During his presentation at IMCA’s Advanced Wealth Management Conference in Chicago, Chris Sherman of The Institute For Preparing Heirs in Pasadena, Calif., postulated that advisors to high-net-worth clients should adopt a two-part mantra: Keep the kids as clients, and become a trusted family advisor.
So few advisors are actively attempting to put these plans in motion, he said, either because they have a mistaken belief that this sort of interaction isn’t worth their time or because they’re simply not comfortable initiating such a dialogue. Because of this reticence from advisors, Sheridan maintains that “simply raising awareness” can be a strong differentiator.
While many advisors choose to hang their hats on their prowess in navigating the more technical aspects of generational wealth transfer, such efforts aren’t necessarily in line with the actual needs of high net worth families. Most clients have two priorities when it comes to wealth transfer, keeping both the money and the family intact. “Most transitions fail on the family dynamics prong, not the technicalities of the transfer,” he said.

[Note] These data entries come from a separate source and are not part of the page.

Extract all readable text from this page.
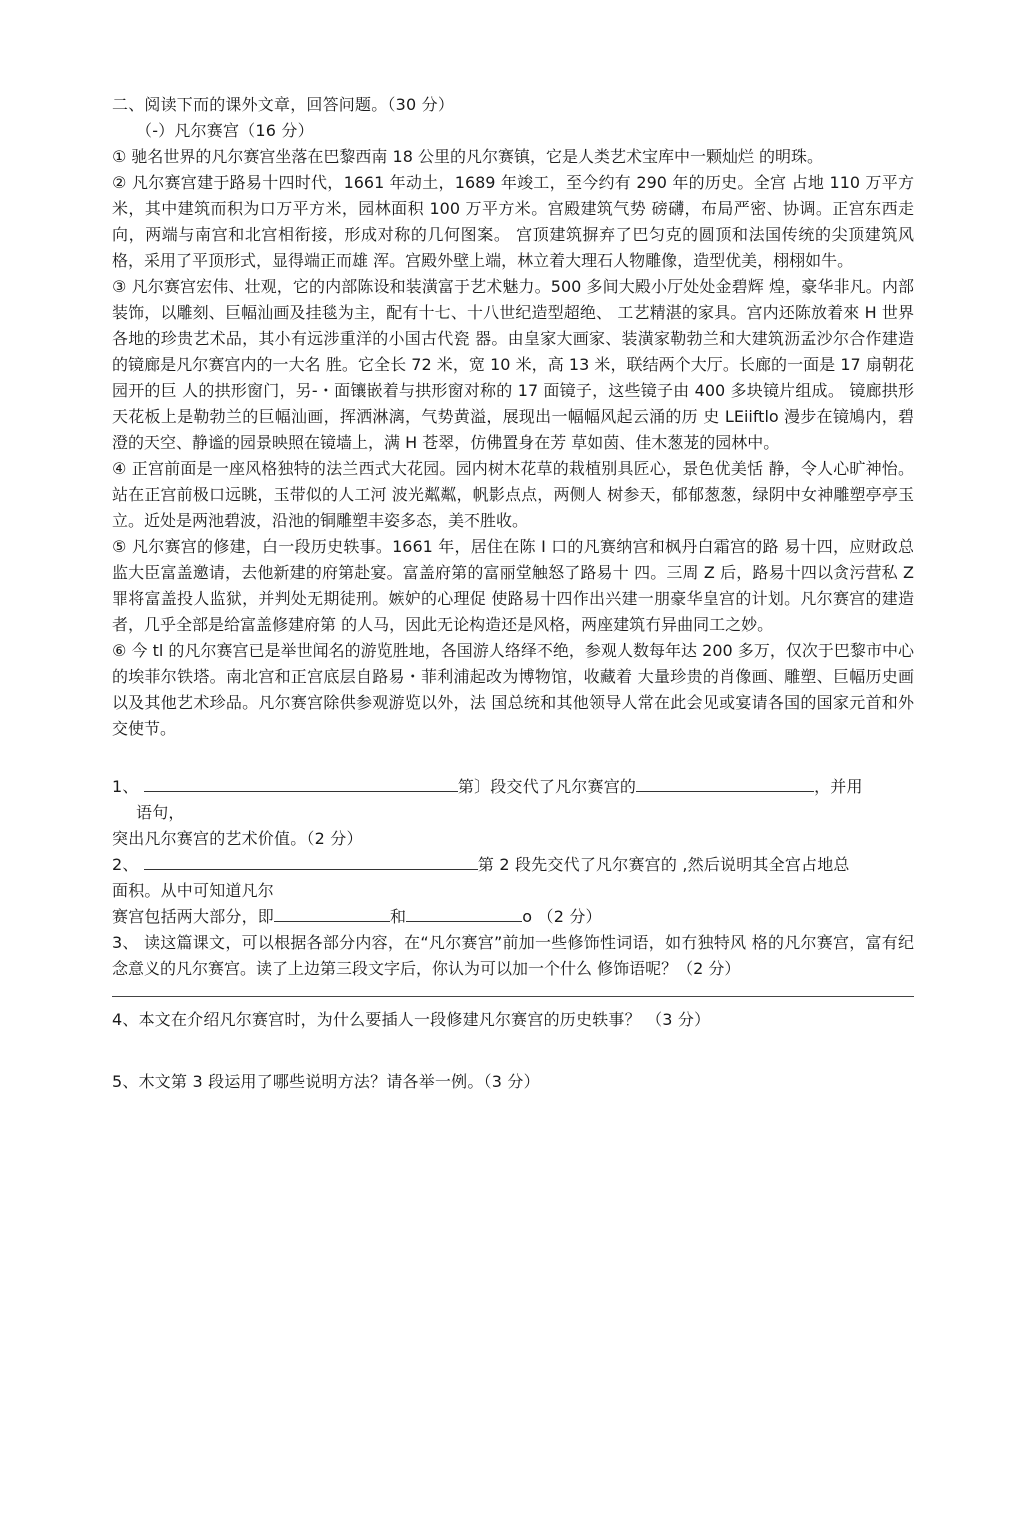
二、阅读下而的课外文章，回答问题。（30 分）
（-）凡尔赛宫（16 分）
① 驰名世界的凡尔赛宫坐落在巴黎西南 18 公里的凡尔赛镇，它是人类艺术宝库中一颗灿烂 的明珠。
② 凡尔赛宫建于路易十四时代，1661 年动土，1689 年竣工，至今约有 290 年的历史。全宫 占地 110 万平方米，其中建筑而积为口万平方米，园林面积 100 万平方米。宫殿建筑气势 磅礴，布局严密、协调。正宫东西走向，两端与南宫和北宫相衔接，形成对称的几何图案。 宫顶建筑摒弃了巴匀克的圆顶和法国传统的尖顶建筑风格，采用了平顶形式，显得端正而雄 浑。宫殿外壁上端，林立着大理石人物雕像，造型优美，栩栩如牛。
③ 凡尔赛宫宏伟、壮观，它的内部陈设和装潢富于艺术魅力。500 多间大殿小厅处处金碧辉 煌，豪华非凡。内部装饰，以雕刻、巨幅汕画及挂毯为主，配有十七、十八世纪造型超绝、 工艺精湛的家具。宫内还陈放着來 H 世界各地的珍贵艺术品，其小有远涉重洋的小国古代瓷 器。由皇家大画家、装潢家勒勃兰和大建筑沥孟沙尔合作建造的镜廊是凡尔赛宫内的一大名 胜。它全长 72 米，宽 10 米，高 13 米，联结两个大厅。长廊的一面是 17 扇朝花园开的巨 人的拱形窗门，另-・面镶嵌着与拱形窗对称的 17 面镜子，这些镜子由 400 多块镜片组成。 镜廊拱形天花板上是勒勃兰的巨幅汕画，挥洒淋漓，气势黄溢，展现出一幅幅风起云涌的历 史 LEiiftlo 漫步在镜鳩内，碧澄的天空、静谧的园景映照在镜墙上，满 H 苍翠，仿佛置身在芳 草如茵、佳木葱茏的园林中。
④ 正宫前面是一座风格独特的法兰西式大花园。园内树木花草的栽植别具匠心，景色优美恬 静，令人心旷神怡。站在正宫前极口远眺，玉带似的人工河 波光粼粼，帆影点点，两侧人 树参天，郁郁葱葱，绿阴中女神雕塑亭亭玉立。近处是两池碧波，沿池的铜雕塑丰姿多态，美不胜收。
⑤ 凡尔赛宫的修建，白一段历史轶事。1661 年，居住在陈 I 口的凡赛纳宫和枫丹白霜宫的路 易十四，应财政总监大臣富盖邀请，去他新建的府第赴宴。富盖府第的富丽堂触怒了路易十 四。三周 Z 后，路易十四以贪污营私 Z 罪将富盖投人监狱，并判处无期徒刑。嫉妒的心理促 使路易十四作出兴建一朋豪华皇宫的计划。凡尔赛宫的建造者，几乎全部是给富盖修建府第 的人马，因此无论构造还是风格，两座建筑冇异曲同工之妙。
⑥ 今 tl 的凡尔赛宫已是举世闻名的游览胜地，各国游人络绎不绝，参观人数每年达 200 多万，仅次于巴黎市中心的埃菲尔铁塔。南北宫和正宫底层自路易・菲利浦起改为博物馆，收藏着 大量珍贵的肖像画、雕塑、巨幅历史画以及其他艺术珍品。凡尔赛宫除供参观游览以外，法 国总统和其他领导人常在此会见或宴请各国的国家元首和外交使节。
1、	第〕段交代了凡尔赛宫的	，并用
语句，
突出凡尔赛宫的艺术价值。（2 分）
2、	第 2 段先交代了凡尔赛宫的 ,然后说明其全宫占地总
面积。从中可知道凡尔
赛宫包括两大部分，即	和	o （2 分）
3、 读这篇课文，可以根据各部分内容，在“凡尔赛宫”前加一些修饰性词语，如冇独特风 格的凡尔赛宫，富有纪念意义的凡尔赛宫。读了上边第三段文字后，你认为可以加一个什么 修饰语呢？（2 分）
4、本文在介绍凡尔赛宫时，为什么要插人一段修建凡尔赛宫的历史轶事？ （3 分）
5、木文第 3 段运用了哪些说明方法？请各举一例。（3 分）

Indeed, when high-net-worth families are comparing potential advisors, Sheridan doesn’t believe that technical prowess is much of a differentiator. At that level, it’s simply expected. Show an ability to create and maintain relationships with the rest of a client’s family. That doesn't only mean the next generation. Many advisors don’t even have relationships with their clients’ spouses, who are, lest we forget, most often the next in line to end up with the clients’ money.
A lot of the legwork can be done simultaneously. One initial technique he suggests is filling out a client's family tree. Advisors should first try it simply from past conversations and whatever information they can glean from client documents.
Then, invite the client and his spouse to your next scheduled meeting and bring it up. Ask them to help you finish filling it out (showing that you put your own work in first is key), and don’t forget to include family pets. This activity is an easy way to break the ice and beginning talking about the rest of the clients’ family and, eventually, the upcoming wealth transfer, without using intimidating estate-planning language.
It can also help gain some insight into their family dynamic. According to Sheridan, “generally, once you get someone started talking about their kids, it’s tough to get them to stop.” Ideally the parents will begin to discuss the financial transfer topics with their children on their own initiative, which can do some of the work for you.
Then you can start to incorporate the older children into your client meetings and, once you’ve established a broader rapport with more of the family, attempt to organize a family meeting.
Though many of his suggestions are basic and intuitive, Sheridan maintains it’s not the ideas but the effort that’s important, “we spend a whole lot of time preparing assets for heirs, but not so much effort preparing the heirs for the assets.”